Some food for thought for you guys as I study VAR/VECM and time varying volatility.
Check to see if the past earnings move could have been a structural shift in the earnings distribution. I'll use STMP as an example, now that I understand what a structural shift is we have actually seen this everywhere (KHC, FL, BBBY etc..)!
Here are the historical Close to Close move for STMP. Prior to the extremely large move, the probability of a move that size was extremely small, however, once that move occurred it clearly demonstrated a shift in the earnings distribution. The next 2 earnings moves were also massive relative to historical moves. This shows how the earnings distribution for STMP changed. What I am curious to know is how do we identify a structural change in the opposite direction? Ie. If a company usually moves 20% on average with the smallest move being 6% and this earnings they only moved 2% after earnings, has there been a structural shift?
STMP
Hi TBS
Wow yes it looks like a big indicator. So I guess you're looking for the big EPS changes which leads to smaller jumps. I'm guessing the market sees the profitability of the company (+ve or -ve Current EPS), so when the official Earnings time arrives there's little surprise in the market (... is my thinking correct as I know little about EPS?).
But what is the "abs 4 week EPS change"? Is it the 4 week absolute change in "Current EPS" estimates leading up the official Earnings announcement? ... and where does one get data for this ... the Quandl Zacks data looks a little pricy?
I'm catching up as I've been distracted getting a business off the ground.
OM sent me a data set with a bunch of data for the 4 week eps change. I have it cleaned but have not looked at the predictability yet. I am currently working on my modelling/forcasting skills so I have not looked into it yet. Yes, it is the abs 4 week eps change. Zacks data is pricey, yahoo finance offers that indicator for free. However, it is probably useless without historical data. A 5% eps change on NFLX is much different than a 5% eps change on AAPL.
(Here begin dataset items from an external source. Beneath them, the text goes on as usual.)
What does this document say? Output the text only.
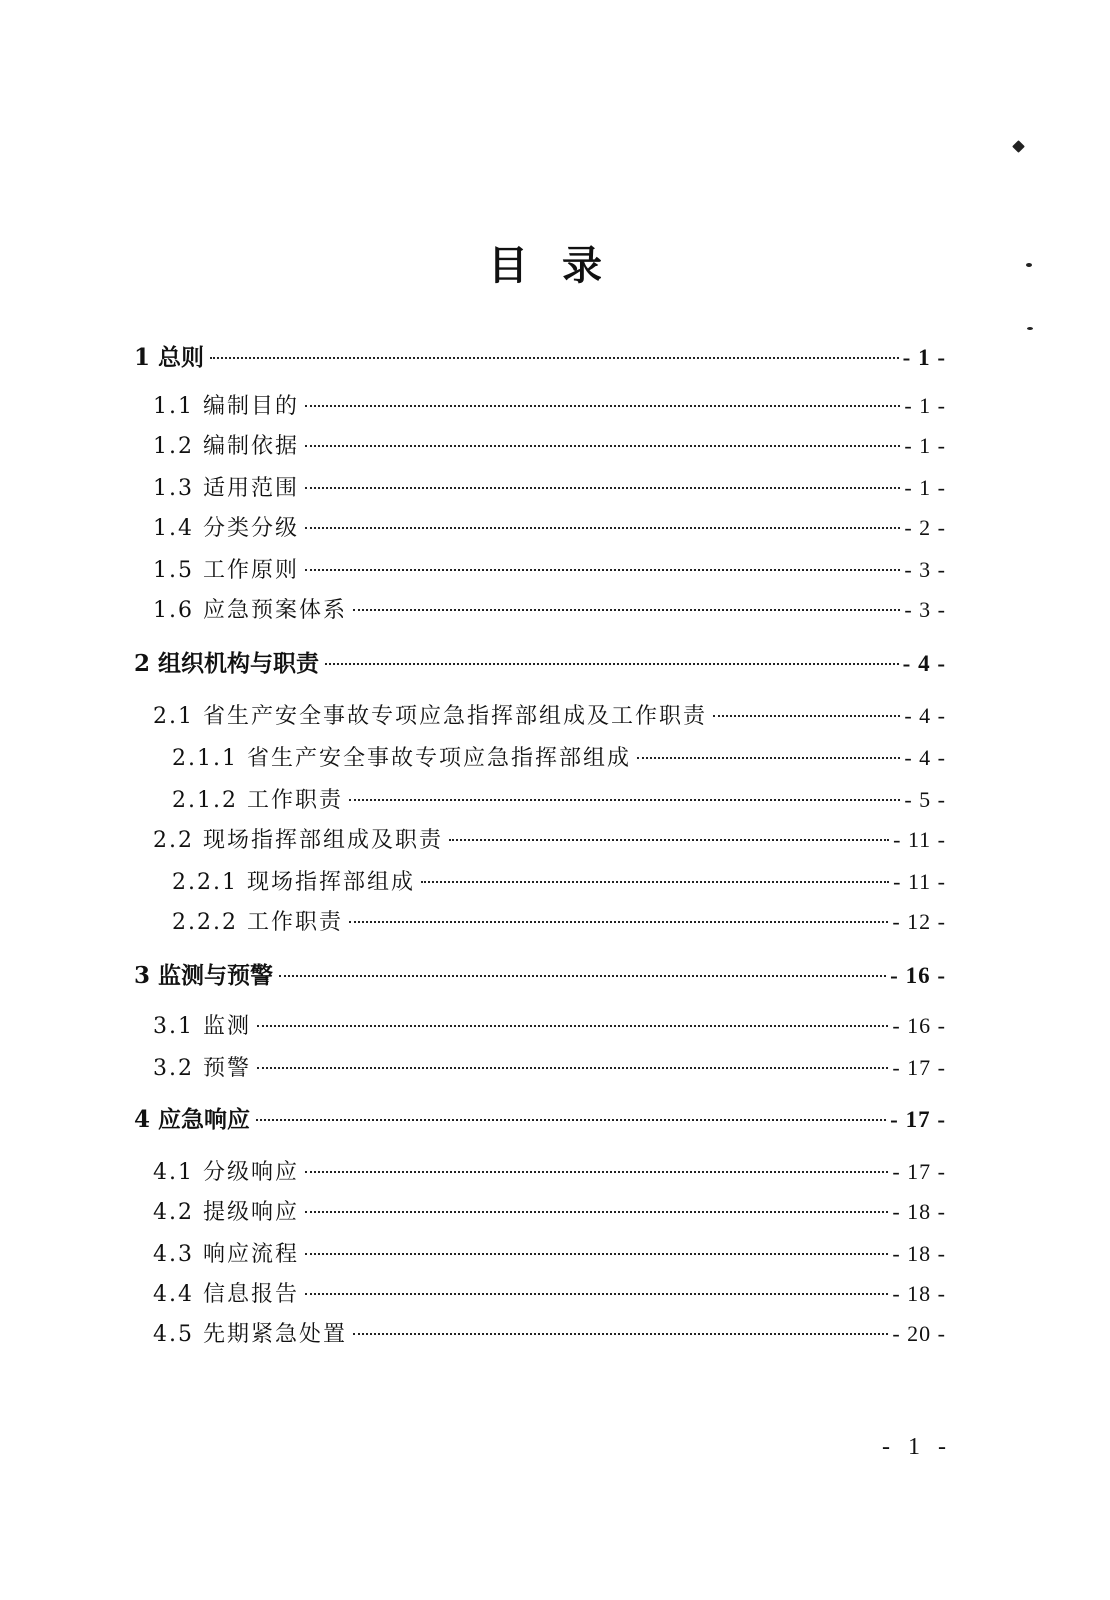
目录
1 总则	- 1 -
1.1 编制目的	- 1 -
1.2 编制依据	- 1 -
1.3 适用范围	- 1 -
1.4 分类分级	- 2 -
1.5 工作原则	- 3 -
1.6 应急预案体系	- 3 -
2 组织机构与职责	- 4 -
2.1 省生产安全事故专项应急指挥部组成及工作职责	- 4 -
2.1.1 省生产安全事故专项应急指挥部组成	- 4 -
2.1.2 工作职责	- 5 -
2.2 现场指挥部组成及职责	- 11 -
2.2.1 现场指挥部组成	- 11 -
2.2.2 工作职责	- 12 -
3 监测与预警	- 16 -
3.1 监测	- 16 -
3.2 预警	- 17 -
4 应急响应	- 17 -
4.1 分级响应	- 17 -
4.2 提级响应	- 18 -
4.3 响应流程	- 18 -
4.4 信息报告	- 18 -
4.5 先期紧急处置	- 20 -
- 1 -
Edit* Here is another example with FL, sorry I dont have 10 years of data to show but that first large move of 18% for Footlocker was actually a huge move relative to it's past 12 quarters (almost 2x the size of the second largest). Look how ever since that day, the whole distribution of FL changed. This was during the retail meltdown. Scanning for stocks (ULTA) that just had a huge earnings move could be a great long gamma trade for the next earnings. The implied Move is always slow to adapt!